Ostbeauftragter der Regierung »Vertiefte Grundskepsis« bei vielen Ostdeutschen gegenüber Politik

Der Ostbeauftragte Marco Wanderwitz hat seine Kritik an demokratiefernen Ostdeutschen erneuert: Eine Minderheit mit extremen Ansichten sei nicht mehr zu erreichen. Für die übrigen hat der CDU-Politiker allerdings eine Idee.
Ein Graffito in Berlin mit der Nationalflagge (Archivbild)
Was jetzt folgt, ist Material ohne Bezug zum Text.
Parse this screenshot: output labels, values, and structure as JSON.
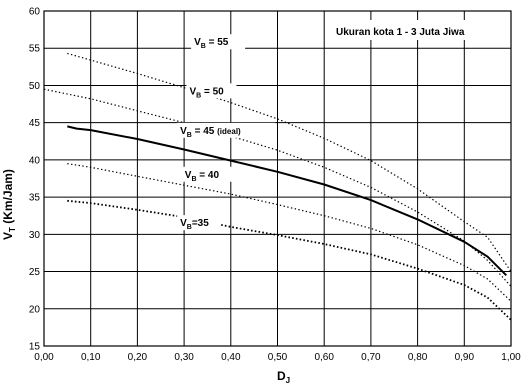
{
  "chart_data": {
    "type": "line",
    "title_box": "Ukuran kota 1 - 3 Juta Jiwa",
    "xlabel_main": "D",
    "xlabel_sub": "J",
    "ylabel_main": "V",
    "ylabel_sub": "T",
    "ylabel_rest": " (Km/Jam)",
    "xlim": [
      0,
      1
    ],
    "ylim": [
      15,
      60
    ],
    "x_ticks": [
      "0,00",
      "0,10",
      "0,20",
      "0,30",
      "0,40",
      "0,50",
      "0,60",
      "0,70",
      "0,80",
      "0,90",
      "1,00"
    ],
    "y_ticks": [
      "15",
      "20",
      "25",
      "30",
      "35",
      "40",
      "45",
      "50",
      "55",
      "60"
    ],
    "grid": true,
    "series": [
      {
        "name_main": "V",
        "name_sub": "B",
        "name_rest": " = 55",
        "name_extra": "",
        "style": "dotted",
        "points": [
          [
            0.05,
            54.3
          ],
          [
            0.1,
            53.4
          ],
          [
            0.2,
            51.6
          ],
          [
            0.3,
            49.7
          ],
          [
            0.4,
            47.7
          ],
          [
            0.5,
            45.5
          ],
          [
            0.6,
            42.9
          ],
          [
            0.7,
            39.9
          ],
          [
            0.8,
            36.1
          ],
          [
            0.9,
            31.7
          ],
          [
            0.95,
            29.6
          ],
          [
            1.0,
            25.0
          ]
        ]
      },
      {
        "name_main": "V",
        "name_sub": "B",
        "name_rest": " = 50",
        "name_extra": "",
        "style": "dotted",
        "points": [
          [
            0.0,
            49.5
          ],
          [
            0.1,
            48.2
          ],
          [
            0.2,
            46.6
          ],
          [
            0.3,
            45.0
          ],
          [
            0.4,
            43.2
          ],
          [
            0.5,
            41.3
          ],
          [
            0.6,
            39.0
          ],
          [
            0.7,
            36.3
          ],
          [
            0.8,
            33.0
          ],
          [
            0.9,
            29.1
          ],
          [
            0.95,
            26.5
          ],
          [
            1.0,
            23.0
          ]
        ]
      },
      {
        "name_main": "V",
        "name_sub": "B",
        "name_rest": " = 45 ",
        "name_extra": "(ideal)",
        "style": "solid",
        "points": [
          [
            0.05,
            44.5
          ],
          [
            0.07,
            44.2
          ],
          [
            0.1,
            44.0
          ],
          [
            0.2,
            42.8
          ],
          [
            0.3,
            41.4
          ],
          [
            0.4,
            39.9
          ],
          [
            0.5,
            38.4
          ],
          [
            0.6,
            36.7
          ],
          [
            0.7,
            34.6
          ],
          [
            0.8,
            32.0
          ],
          [
            0.9,
            29.0
          ],
          [
            0.95,
            27.0
          ],
          [
            0.99,
            24.5
          ]
        ]
      },
      {
        "name_main": "V",
        "name_sub": "B",
        "name_rest": " = 40",
        "name_extra": "",
        "style": "dotted",
        "points": [
          [
            0.05,
            39.5
          ],
          [
            0.1,
            39.0
          ],
          [
            0.2,
            37.8
          ],
          [
            0.3,
            36.6
          ],
          [
            0.4,
            35.4
          ],
          [
            0.5,
            34.0
          ],
          [
            0.6,
            32.5
          ],
          [
            0.7,
            30.8
          ],
          [
            0.8,
            28.6
          ],
          [
            0.9,
            25.8
          ],
          [
            0.95,
            24.0
          ],
          [
            1.0,
            21.0
          ]
        ]
      },
      {
        "name_main": "V",
        "name_sub": "B",
        "name_rest": "=35",
        "name_extra": "",
        "style": "dotted-heavy",
        "points": [
          [
            0.05,
            34.5
          ],
          [
            0.1,
            34.2
          ],
          [
            0.2,
            33.3
          ],
          [
            0.3,
            32.3
          ],
          [
            0.4,
            31.0
          ],
          [
            0.5,
            29.9
          ],
          [
            0.6,
            28.7
          ],
          [
            0.7,
            27.3
          ],
          [
            0.8,
            25.4
          ],
          [
            0.9,
            23.2
          ],
          [
            0.95,
            21.5
          ],
          [
            1.0,
            18.5
          ]
        ]
      }
    ]
  }
}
Ein Graffito in Berlin mit der Nationalflagge (Archivbild)

Foto: Rainer Jensen / dpa

Der Ostbeauftragte der Bundesregierung, Marco Wanderwitz, musste für Aussagen über die politische Haltung seiner Landsleute zuletzt viel Kritik einstecken. Wanderwitz hatte kurz vor der Wahl in Sachsen-Anhalt einigen Menschen im Osten »gefestigte nicht demokratische Ansichten« unterstellt. Nun präzisiert der gebürtige Sachse seine Kritik. Viele Ostdeutschen würden eine »vertiefte Grundskepsis« gegenüber der Politik und der Demokratie hegen, sagte der CDU-Politiker der Nachrichtenagentur dpa.

»Das ist zwar eine Minderheit, aber die Minderheit ist größer als in den alten Bundesländern«, so Wanderwitz weiter. »Das ist demokratiegefährdend. Wir müssen es schaffen, die Menschen von Demokratie und Rechtsstaat zu überzeugen. Der Zustand muss aufhören, dass wir vor jeder ostdeutschen Landtagswahl wie das Kaninchen auf die Schlange auf die Wahlergebnisse schauen und zittern, wie viel Prozent extreme Kräfte erreichen.«

Wanderwitz stellt an diesem Mittwoch in Berlin den Jahresbericht zum Stand der Deutschen Einheit vor. Er machte deutlich, man müsse den Menschen mehr zuhören. »Ich hatte mir vorgenommen, ein großes Dialogforum auszurollen, dann kam aber nach ersten Foren Corona dazwischen. Das wollen wir nun weitermachen: in Formaten wie Werkstattgesprächen den Menschen auf Augenhöhe begegnen und ihnen zuhören, den Menschen auch erklären, warum gewisse Dinge nicht funktionieren, so wie sie es sich wünschen.« Dies sei mühselig. »Und ich bin auch frei von Illusionen. Bei einem gewissen Anteil von denen, die Hass auf die Demokratie haben, kann ich mir schwerlich vorstellen, dass man sie damit erreichen kann.«

»Auch nach dreißig Jahren nicht in der Demokratie angekommen«

Erst vor Kurzem hatte Wanderwitz mit Aussagen über Ostdeutsche für Aufsehen gesorgt. »Wir haben es mit Menschen zu tun, die teilweise in einer Form diktatursozialisiert sind, dass sie auch nach dreißig Jahren nicht in der Demokratie angekommen sind«, hatte Wanderwitz dem »FAZ-Podcast für Deutschland« gesagt. Ein Teil der Bevölkerung habe »gefestigte nicht demokratische Ansichten«. Die Aussagen waren auf viel Kritik gestoßen.

Er bleibe bei seinen Aussagen, sagte Wanderwitz. »Wir haben die Situation, dass es bei vielen Menschen eine vertiefte Grundskepsis gegenüber der Politik und der Demokratie im Osten gibt.«

Zum Jahresbericht zum Stand der Deutschen Einheit sagte Wanderwitz, der Vereinigungsprozess sei auch in dieser Legislaturperiode substanziell vorangekommen. »Der wirtschaftliche Aufholprozess ist erfolgreich. Bei Ansiedlungen von Behörden und Forschungseinrichtungen in den neuen Ländern sind wir deutlich vorangekommen. Auch der Strukturwandel in den Braunkohleregionen ist auf dem Weg. Eine Vielzahl von Projekten ist schon in die Umsetzungsphase gegangen.« Infrastruktur und Forschung seien Grundlage dafür, beim Strukturwandel bei neuen Technologien im Osten auf die Überholspur zu gehen.